Jim Anderson, Chairman and CEO, stated “While we are certainly disappointed that iLogistix did not close and believe that their lawsuit is without merit, we are shifting our focus to actively pursue other transactions which we hope will provide similar or greater benefits to Zomax and our world class customers. We plan to use our financial strength to expand our business domestically and internationally, particularly in the Asian market, during 2002. As we explore other acquisition opportunities, our customers will continue to benefit from our single-minded focus on delivering value today while planning for the future.”
Zomax is a leading international outsource provider of process management services. The Company’s fully integrated services include “front-end” E-commerce support, call center and customer support solutions; DVD authoring services; CD and DVD mastering; CD and DVD replication; supply chain and inventory management; graphic design; print management; assembly; packaging; warehousing; distribution and fulfillment; and RMA processing. The Company’s Common Stock is traded on the Nasdaq National Market under the symbol “ZOMX.”
Certain statements contained in this press release relating to the lawsuit, transactions, acquisitions, domestic and international expansion, expansion in the Asian market, intentions, beliefs, plans and opportunities are “forward-looking statements” within the meaning of the Private Securities Litigation Reform Act of 1995 and involve known and unknown risks, uncertainties and other factors that may cause the Company’s actual results, performance or
achievements to be materially different from the results, performance or achievements expressed or implied by the forward-looking statements.
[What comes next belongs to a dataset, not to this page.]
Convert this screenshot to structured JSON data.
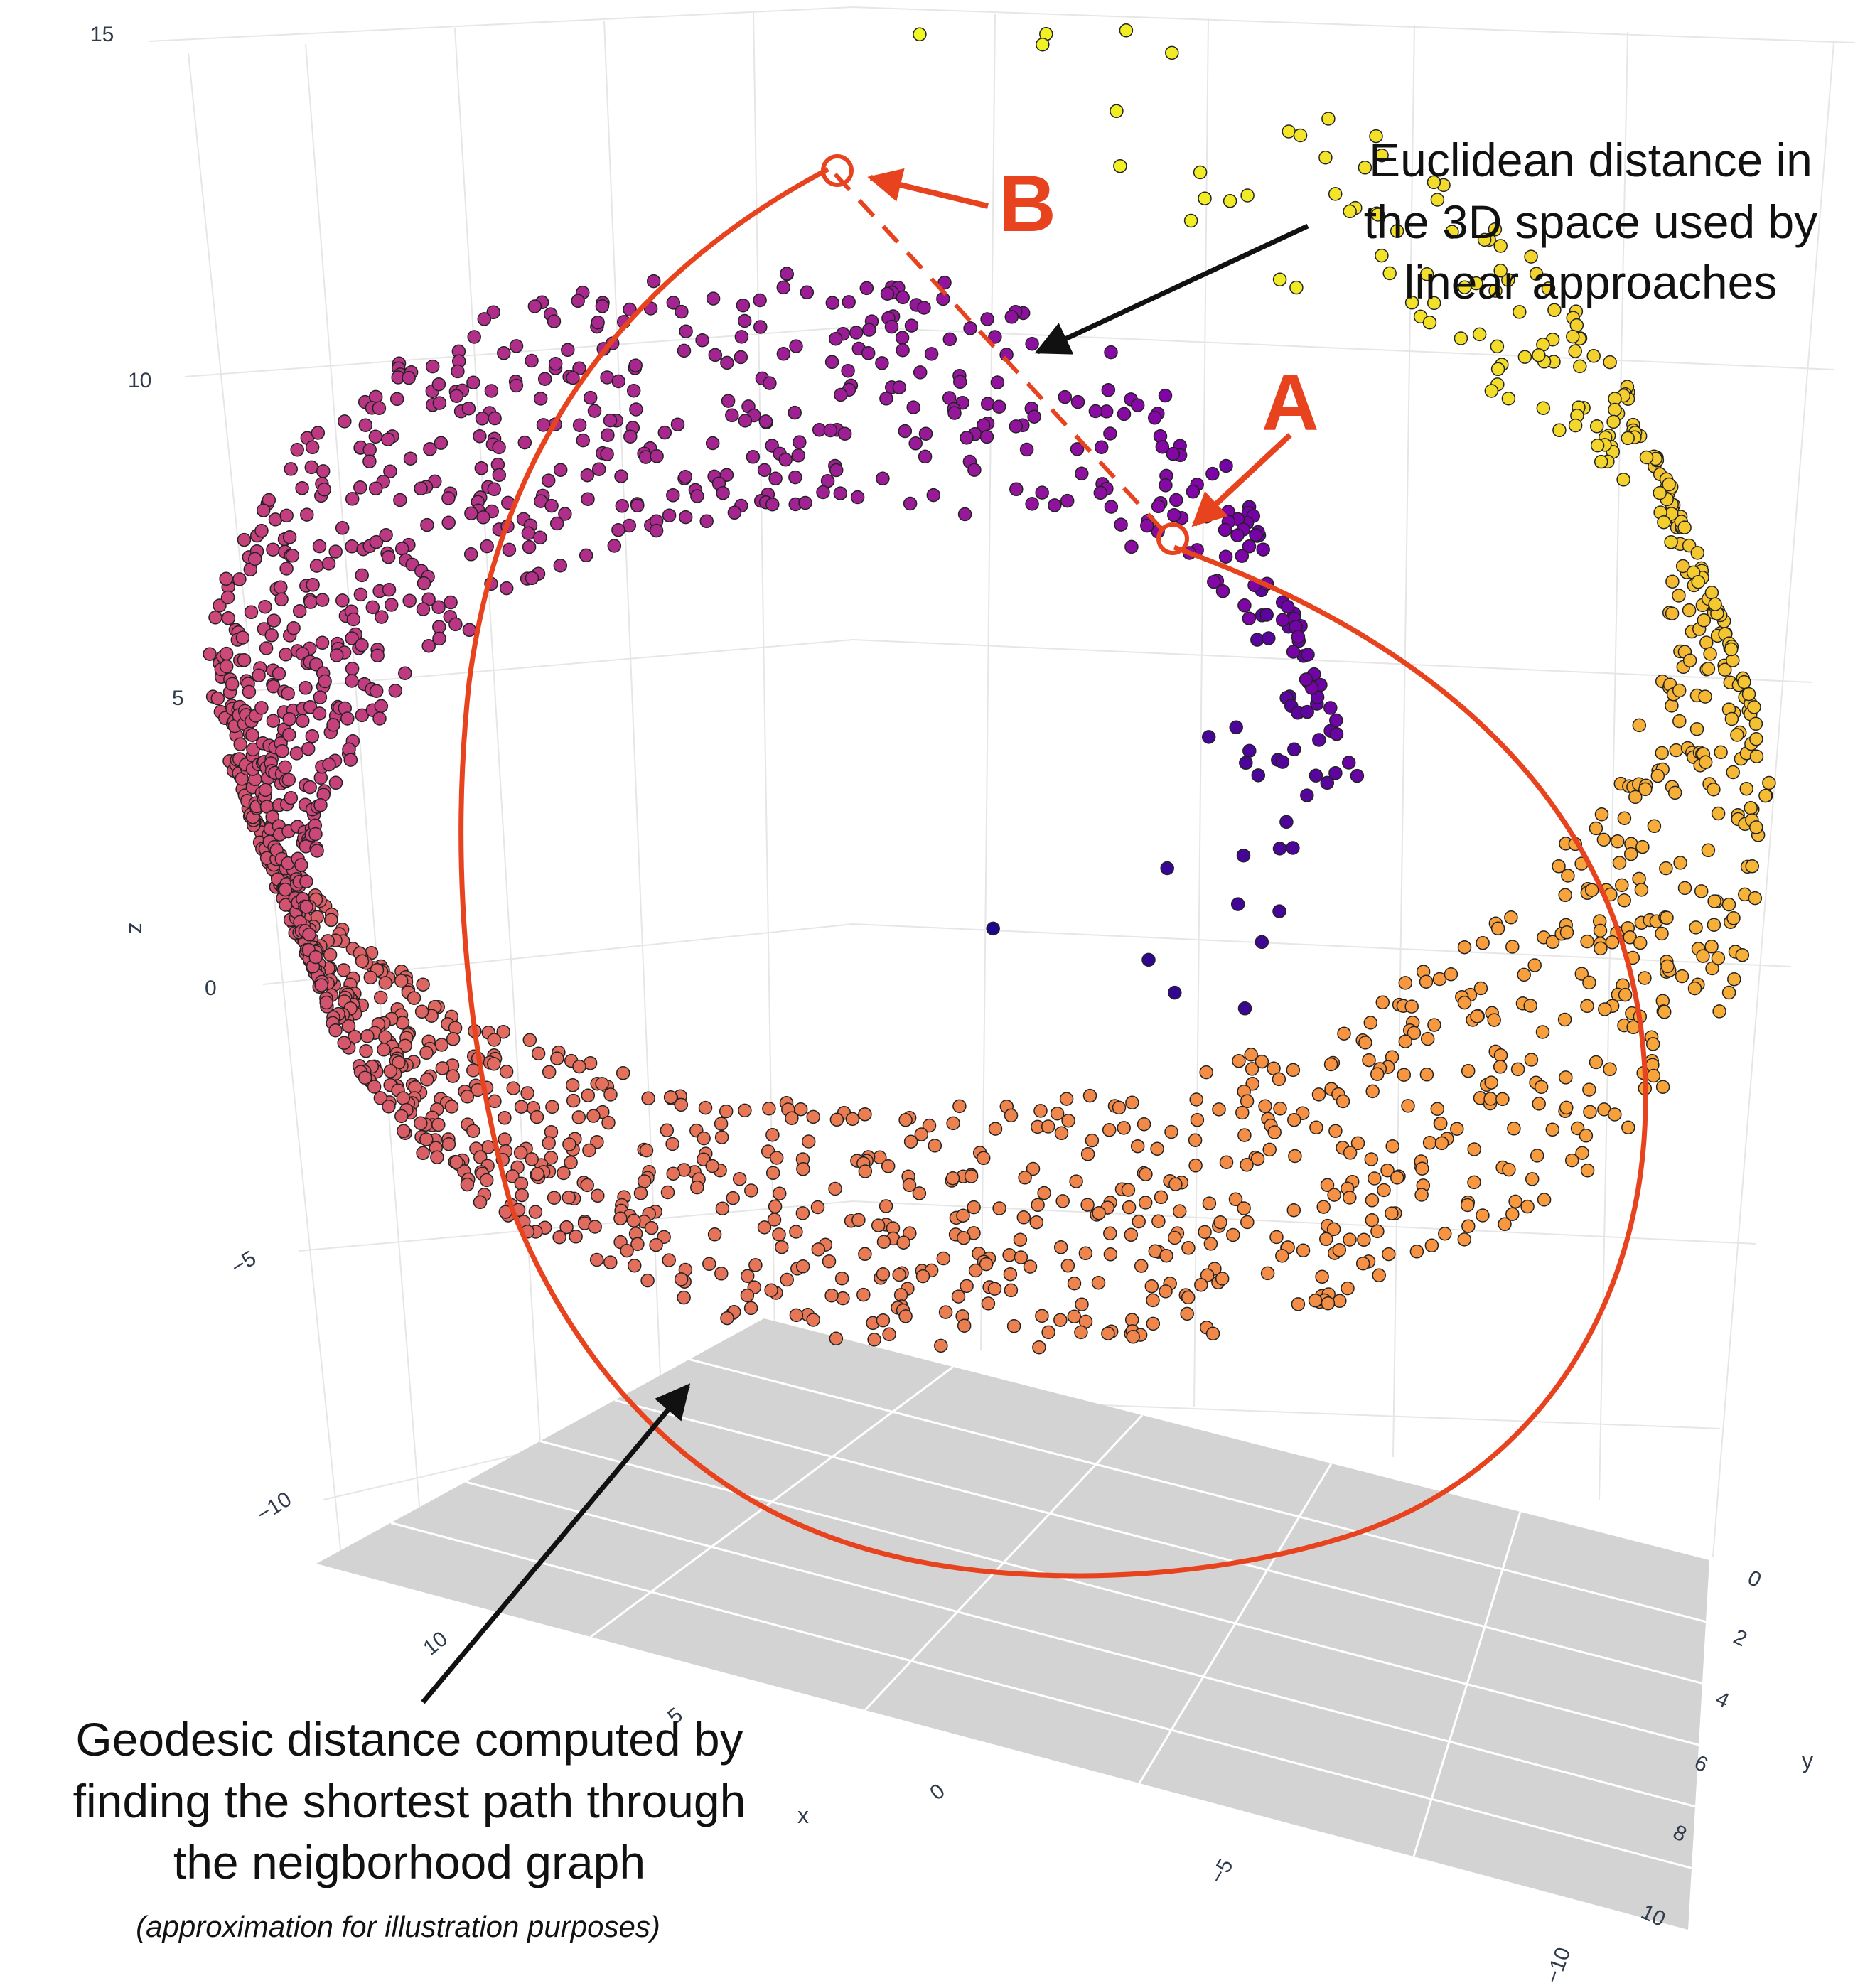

Factors that impact such forward-looking statements include, among others, the growth rate of our marketplace, product and customer mix, currency fluctuations, the ability of our customers to continue offering competitive products, the impact of competition and pricing pressures from actual and potential competitors, the cost of raw materials, our ability to hire and retain competent employees, changes in general economic conditions and interest rates, and other factors identified in the Company’s filings with the Securities and Exchange Commission.
Zomax Incorporated assumes no obligation to update any forward-looking statements. We cannot guarantee the completion of any acquisitions, future results, levels of activity, and/or Company performance.